Loss Landscape Geometry and the Learning of Symmetries: Or, What Influence Functions Reveal About Robust Generalization
James Amarel, Robyn Miller, Nicolas Hengartner, Benjamin Migliori, Emily Casleton, Alexei Skurikhin, Earl Lawrence, Gerd J. Kunde
TL;DR
The paper tackles whether neural PDE emulators genuinely learn physical symmetries or merely memorize data by introducing an influence-function–based diagnostic that measures orbit-wise gradient coherence across symmetry actions. It applies this framework to autoregressive emulators (UNet and ViT) trained on 2D compressible Euler and Navier–Stokes data, showing that forward-equivalence can coexist with incoherent learning signals across symmetry orbits, depending on architecture and data. The study reveals a trade-off: models with strong symmetry biases exhibit uniform gradient coupling and principled generalization but slower optimization, whereas flexible models converge quickly with strong but localized orbit-wise responses, risking symmetry-incompatible basins.
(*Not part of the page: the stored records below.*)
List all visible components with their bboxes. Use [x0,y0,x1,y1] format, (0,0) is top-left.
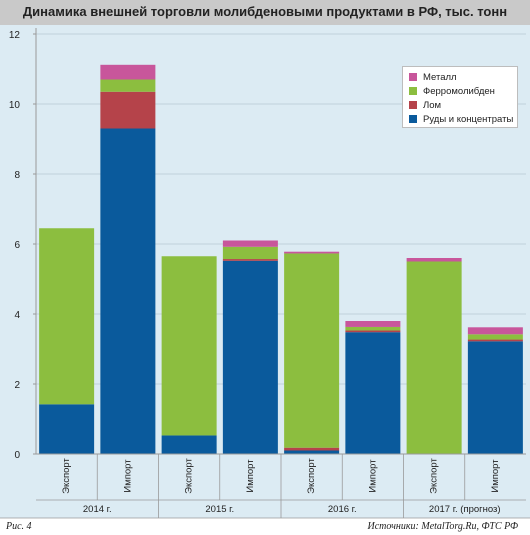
legend-item: Лом [409,98,517,112]
bar-segment [284,253,340,448]
y-tick-label: 10 [9,100,21,111]
bar-segment [161,435,217,454]
bar-segment [222,260,278,454]
bar-segment [345,330,401,333]
axis-layer: 0 2 4 6 8 10 12 Экспорт Импорт Экспорт Импорт Экспо… [0,28,530,519]
legend-swatch [409,73,417,81]
category-label: Импорт [122,459,133,493]
group-label: 2015 г. [205,504,234,515]
bar-segment [284,251,340,254]
bar-segment [222,246,278,260]
group-label: 2017 г. (прогноз) [429,504,501,515]
bar-segment [406,258,462,262]
bar-segment [100,64,156,80]
bar-segment [222,240,278,247]
y-tick-label: 12 [9,30,21,41]
category-label: Экспорт [61,458,72,494]
category-label: Экспорт [429,458,440,494]
bar-segment [345,321,401,327]
bar-segment [467,334,523,340]
legend-item: Металл [409,70,517,84]
category-label: Импорт [367,459,378,493]
group-label: 2014 г. [83,504,112,515]
legend-label: Лом [423,99,442,111]
bar-segment [467,339,523,342]
bar-segment [345,326,401,331]
legend-label: Руды и концентраты [423,113,514,125]
y-tick-label: 0 [14,450,20,461]
bar-segment [100,91,156,129]
bar-segment [284,450,340,454]
bar-segment [345,332,401,454]
bar-segment [406,261,462,454]
group-label: 2016 г. [328,504,357,515]
legend-label: Ферромолибден [423,85,495,97]
source-text: Источники: MetalTorg.Ru, ФТС РФ [367,521,518,532]
bar-segment [222,259,278,261]
bar-segment [467,341,523,454]
legend-swatch [409,101,417,109]
bar-segment [467,327,523,335]
legend-swatch [409,87,417,95]
y-tick-label: 8 [14,170,20,181]
y-tick-label: 2 [14,380,20,391]
bar-segment [100,128,156,454]
category-label: Импорт [245,459,256,493]
bar-layer [39,64,523,454]
bar-segment [39,228,95,405]
bar-segment [161,256,217,436]
legend: Металл Ферромолибден Лом Руды и концентраты [402,66,518,128]
y-tick-label: 4 [14,310,20,321]
category-label: Экспорт [306,458,317,494]
legend-item: Руды и концентраты [409,112,517,126]
title-bar [0,0,530,25]
category-label: Импорт [490,459,501,493]
category-label: Экспорт [184,458,195,494]
chart-title: Динамика внешней торговли молибденовыми … [22,4,508,19]
bar-segment [39,404,95,454]
legend-swatch [409,115,417,123]
bar-segment [284,447,340,451]
y-tick-label: 6 [14,240,20,251]
legend-label: Металл [423,71,457,83]
figure-label: Рис. 4 [6,521,32,532]
legend-item: Ферромолибден [409,84,517,98]
bar-segment [100,79,156,92]
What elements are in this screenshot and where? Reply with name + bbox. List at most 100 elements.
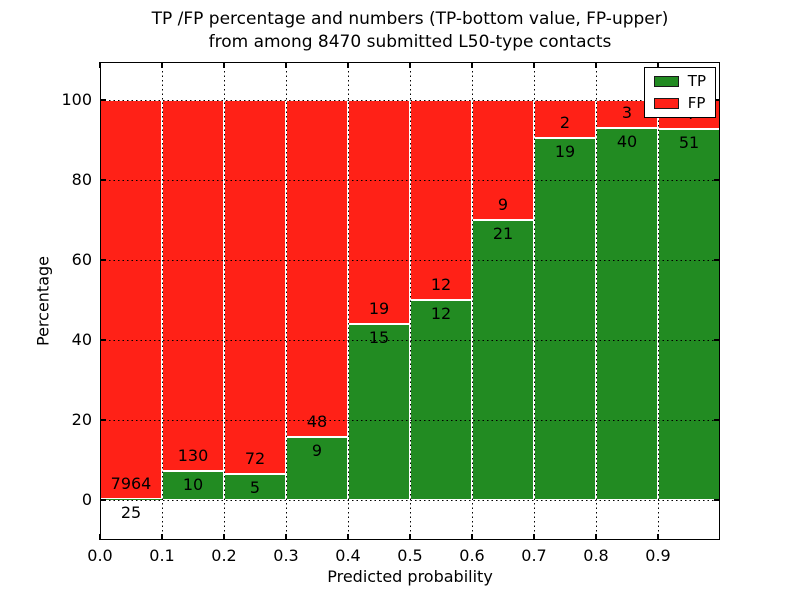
bar-fp-count-label: 2 — [559, 113, 571, 133]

The diagnostic provides a principled tool for auditing symmetry learning in scientific ML, guiding data augmentation and architectural choices to foster robust, physically consistent generalization.
Abstract
We study how neural emulators of partial differential equation solution operators internalize physical symmetries by introducing an influence-based diagnostic that measures the propagation of parameter updates between symmetry-related states, defined as the metric-weighted overlap of loss gradients evaluated along group orbits. This quantity probes the local geometry of the learned loss landscape and goes beyond forward-pass equivariance tests by directly assessing whether learning dynamics couple physically equivalent configurations. Applying our diagnostic to autoregressive fluid flow emulators, we show that orbit-wise gradient coherence provides the mechanism for learning to generalize over symmetry transformations and indicates when training selects a symmetry compatible basin. The result is a novel technique for evaluating if surrogate models have internalized symmetry properties of the known solution operator.